After Decades of Debate, Seward Park Development Finally Moves Forward

| 02 Mar 2015 | 05:02

Lower East Side plan will include a school, housing -- and Warhol

The Seward Park Urban Renewal Area (SPURA) on the Lower East Side may finally be developed.

The Bloomberg administration unveiled plans to develop 1.65 million square feet of land on Wednesday, awarding the contracts to L+M Development, BFC Investment Partners, and Taconic Investment Partners. The project is slated to turn the city-owned land ? which has been undeveloped since the city acquired it in 1965 ? into a mix of housing, retail, office, and open space, as well as an Andy Warhol Museum in honor of New York City's godfather of pop art.

For members of the community, much of that development is being dedicated to housing relief and infrastructure for a downtown in which affordable housing is increasingly scarce. Out of 1,000 new housing units, half will be affordable for low-income and middle-income residents, and institutions like a dual-generational school by the Educational Alliance and the Grand Street Settlement Community Center will help working-class residents navigate the grind of Lower Manhattan.

For lifelong Lower East Siders like Kenny Williams, 26, making ends meet in the face of escalating rent "is a struggle." Williams wants to "be able to afford to live around here."

The Educational Alliance, meanwhile, intends to use their dual-generational school to help close the achievement gap between low-income families and their affluent counterparts by offering Head Start education for children from birth and age five and ESL, GRE, and college prep classes to their adult caretakers.

"This school will be the first in its country to help Head Start children and their parents graduate from college," Lynn Appelbaum, Chief Program Officer at the Educational Alliance boasts. "There's an intangible value of going to school with your mother or kid, where you both have homework and are sharing the same space, that we think is meaningful."

For shoppers and shopkeeps, developers will create a hub of "micro-retail" space, on sites between Essex and Clinton Street.
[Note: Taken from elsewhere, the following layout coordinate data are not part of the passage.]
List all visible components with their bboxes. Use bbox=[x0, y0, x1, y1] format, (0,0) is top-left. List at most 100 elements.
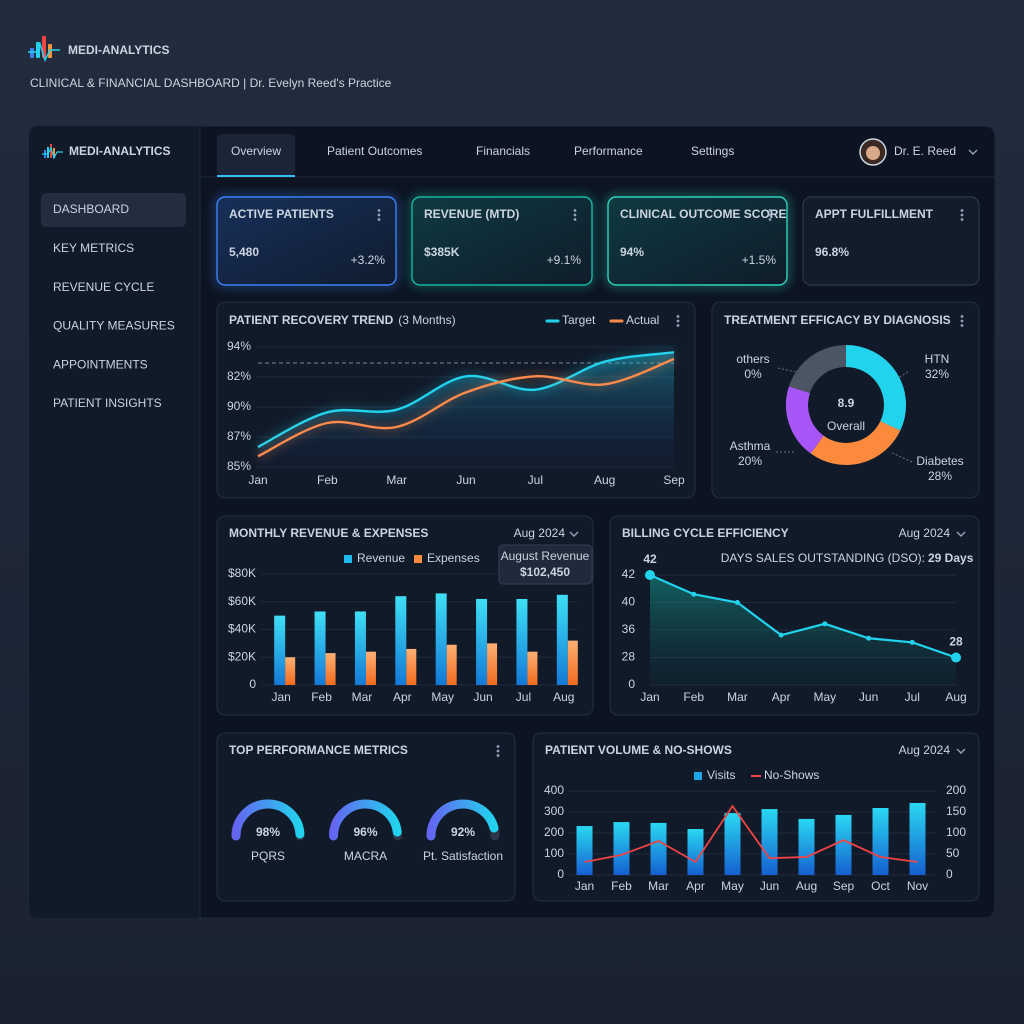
nav-item[interactable]: DASHBOARD bbox=[53, 202, 129, 216]
nav-item[interactable]: REVENUE CYCLE bbox=[53, 280, 154, 294]
point bbox=[951, 652, 961, 663]
y-tick-label: 0 bbox=[249, 677, 256, 691]
menu-dot bbox=[676, 319, 680, 323]
menu-dot bbox=[377, 213, 381, 217]
y2-tick-label: 0 bbox=[946, 867, 953, 881]
tab[interactable]: Overview bbox=[231, 144, 281, 158]
nav-item[interactable]: QUALITY MEASURES bbox=[53, 319, 175, 333]
user-name[interactable]: Dr. E. Reed bbox=[894, 144, 956, 158]
kpi-label: CLINICAL OUTCOME SCORE bbox=[620, 207, 786, 221]
donut-segment bbox=[845, 345, 906, 431]
kpi-card bbox=[216, 196, 397, 286]
x-tick-label: Jun bbox=[760, 879, 779, 893]
kpi-value: $385K bbox=[424, 245, 460, 259]
menu-dot bbox=[960, 213, 964, 217]
x-tick-label: Sep bbox=[833, 879, 855, 893]
chart-title: BILLING CYCLE EFFICIENCY bbox=[622, 526, 789, 540]
bar bbox=[567, 640, 578, 685]
tab[interactable]: Settings bbox=[691, 144, 734, 158]
menu-dot bbox=[573, 213, 577, 217]
point bbox=[734, 600, 740, 605]
legend-label: Actual bbox=[626, 313, 659, 327]
gauge-label: Pt. Satisfaction bbox=[423, 849, 503, 863]
menu-dot bbox=[960, 315, 964, 318]
nav-item[interactable]: APPOINTMENTS bbox=[53, 357, 148, 371]
legend-label: No-Shows bbox=[764, 768, 819, 782]
y-tick-label: 40 bbox=[622, 595, 636, 609]
menu-dot bbox=[496, 749, 500, 753]
donut-label: Diabetes bbox=[916, 454, 963, 468]
x-tick-label: Mar bbox=[727, 690, 748, 704]
donut-value-label: 20% bbox=[738, 454, 762, 468]
bar bbox=[435, 593, 447, 685]
nav-item[interactable]: KEY METRICS bbox=[53, 241, 134, 255]
menu-dot bbox=[768, 213, 772, 217]
bar bbox=[613, 822, 630, 875]
app-subtitle: CLINICAL & FINANCIAL DASHBOARD | Dr. Eve… bbox=[30, 76, 392, 90]
x-tick-label: Jul bbox=[528, 473, 543, 487]
bar bbox=[872, 808, 889, 875]
kpi-label: REVENUE (MTD) bbox=[424, 207, 519, 221]
logo-bar bbox=[30, 48, 34, 58]
point bbox=[778, 632, 784, 638]
chart-subtitle: (3 Months) bbox=[398, 313, 455, 327]
tab[interactable]: Performance bbox=[574, 144, 643, 158]
x-tick-label: Jan bbox=[272, 690, 291, 704]
brand-icon bbox=[47, 147, 49, 158]
menu-dot bbox=[960, 218, 964, 221]
bar bbox=[798, 818, 815, 875]
gauge-arc bbox=[329, 799, 402, 841]
y-tick-label: 300 bbox=[544, 804, 564, 818]
tooltip-title: August Revenue bbox=[501, 549, 590, 563]
y-tick-label: 87% bbox=[227, 429, 251, 443]
bar bbox=[446, 644, 457, 685]
bar bbox=[285, 657, 296, 685]
data-label: 28 bbox=[949, 635, 963, 649]
legend-label: Visits bbox=[707, 768, 735, 782]
x-tick-label: Nov bbox=[907, 879, 928, 893]
chevron bbox=[968, 149, 978, 155]
bar bbox=[724, 813, 741, 875]
kpi-value: 94% bbox=[620, 245, 644, 259]
gauge-label: PQRS bbox=[251, 849, 285, 863]
bar bbox=[365, 651, 376, 685]
period-select[interactable]: Aug 2024 bbox=[899, 743, 951, 757]
bar bbox=[314, 611, 326, 685]
x-tick-label: May bbox=[814, 690, 837, 704]
panel bbox=[711, 301, 980, 499]
chart-subtitle-value: 29 Days bbox=[928, 551, 974, 565]
donut-center-value: 8.9 bbox=[838, 396, 855, 410]
leader-line bbox=[897, 371, 909, 379]
y-tick-label: 400 bbox=[544, 783, 564, 797]
bar bbox=[487, 643, 498, 685]
chart-title: TREATMENT EFFICACY BY DIAGNOSIS bbox=[724, 313, 951, 327]
y-tick-label: 42 bbox=[622, 567, 636, 581]
brand-icon bbox=[53, 148, 55, 158]
sidebar bbox=[29, 126, 200, 918]
x-tick-label: Jul bbox=[516, 690, 531, 704]
x-tick-label: Aug bbox=[594, 473, 615, 487]
data-label: 42 bbox=[643, 552, 657, 566]
nav-item[interactable]: PATIENT INSIGHTS bbox=[53, 396, 162, 410]
logo-pulse bbox=[28, 41, 60, 63]
point bbox=[645, 570, 655, 580]
menu-dot bbox=[377, 218, 381, 221]
menu-dot bbox=[768, 209, 772, 212]
x-tick-label: Jan bbox=[575, 879, 594, 893]
legend-swatch bbox=[414, 555, 422, 563]
line bbox=[584, 804, 918, 864]
donut-segment bbox=[810, 420, 901, 465]
x-tick-label: Mar bbox=[648, 879, 669, 893]
y-tick-label: $40K bbox=[228, 622, 256, 636]
menu-dot bbox=[768, 218, 772, 221]
tab[interactable]: Patient Outcomes bbox=[327, 144, 422, 158]
donut-label: Asthma bbox=[730, 439, 771, 453]
kpi-value: 96.8% bbox=[815, 245, 849, 259]
period-select[interactable]: Aug 2024 bbox=[899, 526, 951, 540]
bar bbox=[516, 598, 528, 685]
tab[interactable]: Financials bbox=[476, 144, 530, 158]
x-tick-label: Aug bbox=[945, 690, 966, 704]
period-select[interactable]: Aug 2024 bbox=[514, 526, 566, 540]
y-tick-label: 0 bbox=[628, 677, 635, 691]
y-tick-label: 82% bbox=[227, 369, 251, 383]
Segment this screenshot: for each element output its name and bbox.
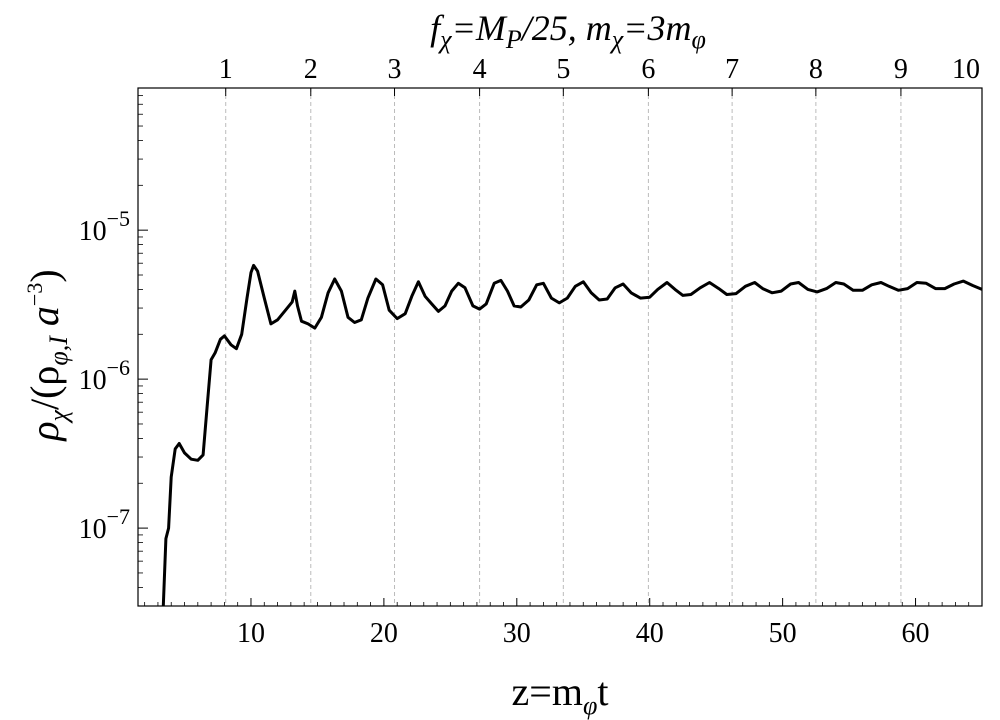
x-tick-label: 60 xyxy=(902,618,930,649)
top-tick-label: 4 xyxy=(473,54,487,85)
top-tick-label: 9 xyxy=(894,54,908,85)
top-tick-label: 3 xyxy=(388,54,402,85)
top-tick-label: 8 xyxy=(809,54,823,85)
y-tick-label: 10−7 xyxy=(79,504,130,545)
x-axis-ticks: 10 20 30 40 50 60 xyxy=(144,598,983,649)
top-axis-ticks: 1 2 3 4 5 6 7 8 9 10 xyxy=(219,54,983,96)
x-tick-label: 20 xyxy=(370,618,398,649)
x-tick-label: 10 xyxy=(237,618,265,649)
plot-frame xyxy=(137,87,983,607)
top-tick-label: 5 xyxy=(556,54,570,85)
x-tick-label: 30 xyxy=(503,618,531,649)
x-tick-label: 50 xyxy=(769,618,797,649)
top-tick-label: 6 xyxy=(641,54,655,85)
x-tick-label: 40 xyxy=(636,618,664,649)
top-axis-gridlines xyxy=(225,88,902,606)
y-axis-ticks: 10−7 10−6 10−5 xyxy=(79,87,148,607)
y-tick-label: 10−5 xyxy=(79,206,130,247)
top-tick-label: 10 xyxy=(952,54,980,85)
series-line xyxy=(161,263,983,607)
top-tick-label: 1 xyxy=(219,54,233,85)
top-tick-label: 2 xyxy=(304,54,318,85)
x-axis-label: z=mφt xyxy=(512,669,609,720)
chart-title: fχ=MP/25, mχ=3mφ xyxy=(430,8,706,54)
top-tick-label: 7 xyxy=(725,54,739,85)
y-axis-label: ρχ/(ρφ,I a−3) xyxy=(22,269,73,442)
y-tick-label: 10−6 xyxy=(79,355,130,396)
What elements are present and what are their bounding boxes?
At Shankar Trading Inc. on Orchard Street, the owner and salesperson, Ashok, is happy to hear that space will be developed, but believes that regulations around parking limits the neighborhood's retail potential, and he questions whether the city will take a holistic approach to helping boost commerce in the area.

"Parking is very expensive here; it's three to four dollars an hour, or you get ticketed. Before, it was more reasonable," Ashok said.

As for the Warhol Museum, plans are still vague. In Pittsburgh, the Andy Warhol Museum in Pittsburgh has come forward as an involved collaborator in the space, and the museum released a statement saying that, "along with the other collaborators of this potential gallery space/annex in the Essex Crossing development, [we are] excited about the possibilities and opportunities it could bring for us and to Manhattan's Lower East Side."

However neither the Mayor's Office nor Warhol Museum spokesperson Emily Meyer were able to identify who the other collaborators would be or ? for that matter ? where, address wise, the museum will be located within the development. Pressed for details, Meyer was able to divulge that the space would be 10,000 square feet. By comparison, the New Museum on Bowery Street is 58,700 square feet; the Metropolitan is over 2,000,000.

Then again, why compare any of the Seward Park development to other points in New York? For now, it's nice just to know the land will finally be put to use.

Groundbreaking is anticipated for the spring of 2015; final touches on the last of the building projects are slated for 2024.